Wealth Management Up, But BofA Posts Net Loss on $6B in Legal Fees

Bank of America’s wealth management unit reported a modest increase in profits and a surge in advisor productivity, but the bank suffered a net loss for the quarter as litigation expenses related to the financial crisis rose to $6 billion.

"The cost of resolving more of our mortgage issues hurt our earnings this quarter,” said CEO Brian Moynihan in a statement. “But the earnings power of our business and customer strategy generated solid results and we continued to return excess capital to our shareholders."
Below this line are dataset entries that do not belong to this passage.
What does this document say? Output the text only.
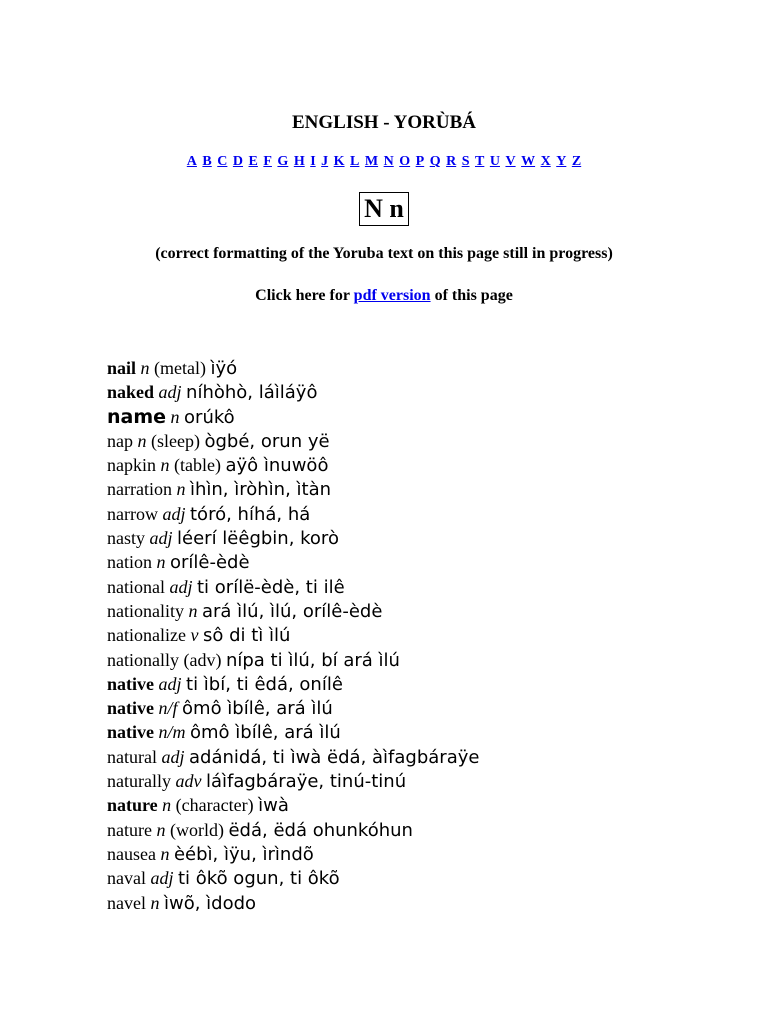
ENGLISH - YORÙBÁ
A B C D E F G H I J K L M N O P Q R S T U V W X Y Z
N n
(correct formatting of the Yoruba text on this page still in progress)
Click here for pdf version of this page
nail n (metal) ìÿó
naked adj níhòhò, láìláÿô
name n orúkô
nap n (sleep) ògbé, orun yë
napkin n (table) aÿô ìnuwöô
narration n ìhìn, ìròhìn, ìtàn
narrow adj tóró, híhá, há
nasty adj léerí lëêgbin, korò
nation n orílê-èdè
national adj ti orílë-èdè, ti ilê
nationality n ará ìlú, ìlú, orílê-èdè
nationalize v sô di tì ìlú
nationally (adv) nípa ti ìlú, bí ará ìlú
native adj ti ìbí, ti êdá, onílê
native n/f ômô ìbílê, ará ìlú
native n/m ômô ìbílê, ará ìlú
natural adj adánidá, ti ìwà ëdá, àìfagbáraÿe
naturally adv láìfagbáraÿe, tinú-tinú
nature n (character) ìwà
nature n (world) ëdá, ëdá ohunkóhun
nausea n èébì, ìÿu, ìrìndõ
naval adj ti ôkõ ogun, ti ôkõ
navel n ìwõ, ìdodo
The bank’s Global Wealth & Investment Management unit, also known as GWIM, reported profits of $729 million for the first quarter of 2014, an increase of 1.1% over the $721 million for the same period a year earlier.

GWIM’s revenues also rose to $4.5 billion from $4.4 billion for the year-ago period, a 3% increase.

ADVISOR PRODUCTIVITY

Assets under management grew 13% to $841 billion from $745 billion. Return on allocated capital decreased to 24.7% from 29.38%.

The number of financial advisors remained unchanged from the previous quarter at 15,323, but was down compared to the same period a year earlier when GWIM employed 16,065

advisors.

However, GWIM’s advisors are generating more revenue. Average advisor productivity surged to $1.056 million in revenue for the quarter from $971,000 for the same period a year ago.

Ultra-high-net worth brokerage U.S. Trust, part of GWIM, had its highest advisor headcount at 282 advisors since 2009. U.S. Trust’s revenue grew to $768 million, a 6.5% increase year-over-year and the highest revenue reported for the unit since the fourth quarter of 2008.

GWIM, which also includes Merrill Lynch Wealth Management, was the third most profitable business segment for the Charlotte, N.C.-based company, following Bank of America’s Consumer & Business Banking and Global Banking units.

NET LOSS

Bank of America reported a net loss of $276 million for the quarter, down from $1.4 billion for the year-ago period due to litigation expenses and sagging mortgage originations. The company’s total revenues fell 2.7% to $22.5 billion from $23.1 billion.

Revenue for Bank of America’s consumer real estate unit fell to $1.192 billion from $2.312 billion for the year-ago period.

Earnings-per-diluted share fell to $0.05 per share from $0.1.